As it can be seen here, using a robust and powerful AutoML solution I was able to obtain very good machine learning models for exoplanet predictions, and that required very little effort from my side.
2.5 AutoML workflow used to solve this problem
For this study I went through 5 basic steps in SpeedWise Machine Learning:
- Upload Data: This is achieved with a simple browser-based “drag and drop” exercise of the original dataset file (a .csv file in our case). A necessary step from the user was to define the output variable that we wanted to predict, and to indicate whether this was a classification or regression problem (in my case I tried both).
- Clean and Visualize Data: The original data made available by NASA and Caltech had some special characteristics that required attention before the data could be effectively used for building a machine learning model. For instance, I noted the presence of categorial features and the presence of incomplete features (i.e., with missing data) in this dataset. In our case we solved these problems using binary encoding and data imputation methods (e.g., random forest). On the other hand data visualization helped me evaluating the nature of the data being used in our problem, and some specialized actions could be certainly taken based on that visualization exercise. Nevertheless SpeedWise Machine Learning offers an AutoPilot option to automatically deal with most of these data processing issues and to generate a well-condition dataset, which is very handy for those people that lack a data science background for instance. This includes also appropriately splitting the data into training, validation and test sets.

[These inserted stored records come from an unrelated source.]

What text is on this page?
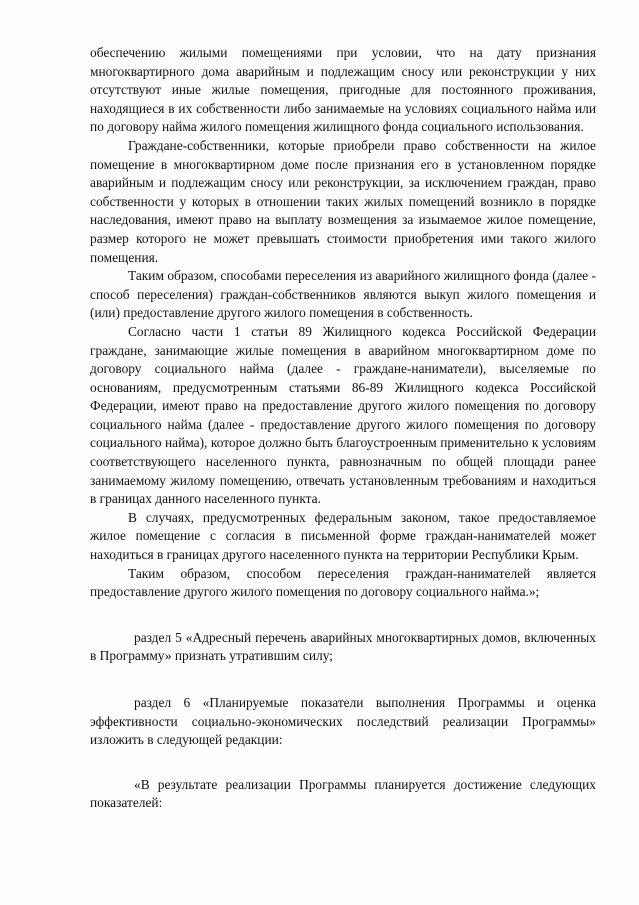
обеспечению жилыми помещениями при условии, что на дату признания многоквартирного дома аварийным и подлежащим сносу или реконструкции у них отсутствуют иные жилые помещения, пригодные для постоянного проживания, находящиеся в их собственности либо занимаемые на условиях социального найма или по договору найма жилого помещения жилищного фонда социального использования.

Граждане-собственники, которые приобрели право собственности на жилое помещение в многоквартирном доме после признания его в установленном порядке аварийным и подлежащим сносу или реконструкции, за исключением граждан, право собственности у которых в отношении таких жилых помещений возникло в порядке наследования, имеют право на выплату возмещения за изымаемое жилое помещение, размер которого не может превышать стоимости приобретения ими такого жилого помещения.

Таким образом, способами переселения из аварийного жилищного фонда (далее - способ переселения) граждан-собственников являются выкуп жилого помещения и (или) предоставление другого жилого помещения в собственность.

Согласно части 1 статьи 89 Жилищного кодекса Российской Федерации граждане, занимающие жилые помещения в аварийном многоквартирном доме по договору социального найма (далее - граждане-наниматели), выселяемые по основаниям, предусмотренным статьями 86-89 Жилищного кодекса Российской Федерации, имеют право на предоставление другого жилого помещения по договору социального найма (далее - предоставление другого жилого помещения по договору социального найма), которое должно быть благоустроенным применительно к условиям соответствующего населенного пункта, равнозначным по общей площади ранее занимаемому жилому помещению, отвечать установленным требованиям и находиться в границах данного населенного пункта.

В случаях, предусмотренных федеральным законом, такое предоставляемое жилое помещение с согласия в письменной форме граждан-нанимателей может находиться в границах другого населенного пункта на территории Республики Крым.

Таким образом, способом переселения граждан-нанимателей является предоставление другого жилого помещения по договору социального найма.»;

раздел 5 «Адресный перечень аварийных многоквартирных домов, включенных в Программу» признать утратившим силу;

раздел 6 «Планируемые показатели выполнения Программы и оценка эффективности социально-экономических последствий реализации Программы» изложить в следующей редакции:

«В результате реализации Программы планируется достижение следующих показателей:
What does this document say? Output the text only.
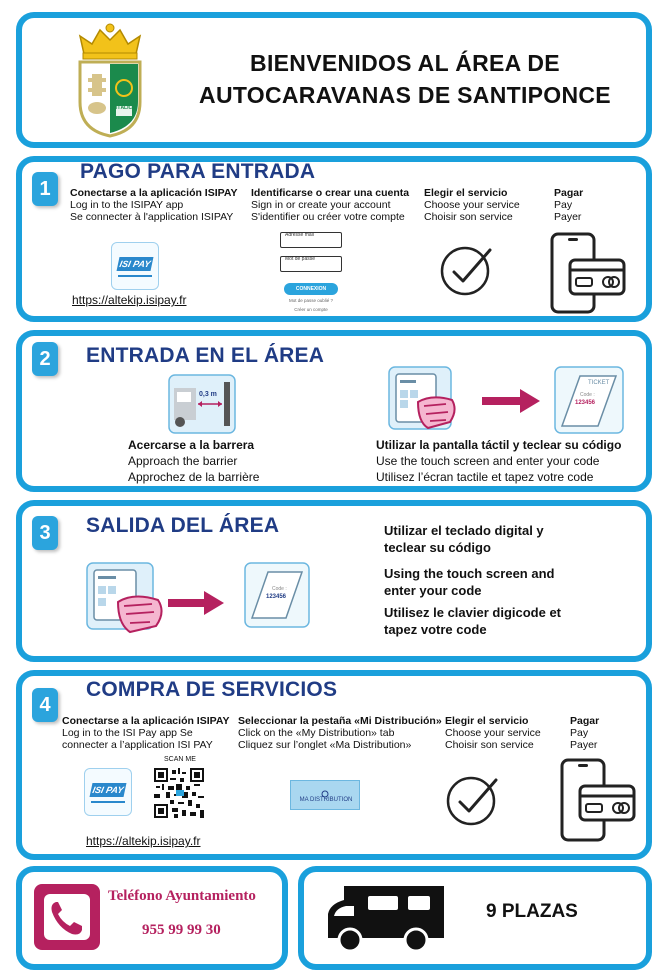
ITÁLICA
BIENVENIDOS AL ÁREA DE
AUTOCARAVANAS DE SANTIPONCE
1
PAGO PARA ENTRADA
Conectarse a la aplicación ISIPAY
Log in to the ISIPAY app
Se connecter à l'application ISIPAY
Identificarse o crear una cuenta
Sign in or create your account
S'identifier ou créer votre compte
Elegir el servicio
Choose your service
Choisir son service
Pagar
Pay
Payer
ISI PAY
https://altekip.isipay.fr
Adresse mail
Mot de passe
CONNEXION
Mot de passe oublié ?
Créer un compte
2	ENTRADA EN EL ÁREA
0,3 m
Acercarse a la barrera
Approach the barrier
Approchez de la barrière
TICKET
Code :
123456
Utilizar la pantalla táctil y teclear su código
Use the touch screen and enter your code
Utilisez l’écran tactile et tapez votre code
3	SALIDA DEL ÁREA
Code :
123456
Utilizar el teclado digital y
teclear su código
Using the touch screen and
enter your code
Utilisez le clavier digicode et
tapez votre code
4
COMPRA DE SERVICIOS
Conectarse a la aplicación ISIPAY
Log in to the ISI Pay app Se
connecter a l’application ISI PAY
Seleccionar la pestaña «Mi Distribución»
Click on the «My Distribution» tab
Cliquez sur l’onglet «Ma Distribution»
Elegir el servicio
Choose your service
Choisir son service
Pagar
Pay
Payer
ISI PAY
SCAN ME
https://altekip.isipay.fr
MA DISTRIBUTION
Teléfono Ayuntamiento
955 99 99 30
9 PLAZAS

- Machine Learning Model Building/Optimization: As mentioned earlier, with SpeedWise Machine Learning one can choose from a variety of machine learning models, or to try all of them if desired. For each model, a hyperparameter optimization process is also necessary to identify the best possible machine learning configuration. This technology leverages cloud computing to carry out this model building and optimization process in a very efficient manner.
- Machine Learning Model Evaluation and Uncertainty Quantification: Once the best possible model is identified, a series of quantitative metrics and plots are used to properly evaluate the model (we showed some of those above). In reality feature importance analysis, partial dependence analysis and uncertainty quantification envelopes are critical components in validating and trusting machine learning models.
- Machine Learning Model Deployment: While deployment was not the main objective of this study, it is also possible within SpeedWise Machine Learning to generate an API (in Python, MATLAB and/or JavaScript). This would certainly facilitate deployment of the model and automatically running predictions for new data as it becomes available.
3. CONCLUSION
Generating accurate machine learning models for exciting problems like exoplanet hunting is not a difficult task if the right tools or technologies are used. In my case I used SpeedWise Machine Learning, an AutoML solution that leverages cloud computing capabilities, in order to solve two different machine learning experiments (classification and regression) for exoplanet predictions. These results show that highly accurate predictive models can be easily obtained by applying smart built-in automated capabilities of commercial machine learning software.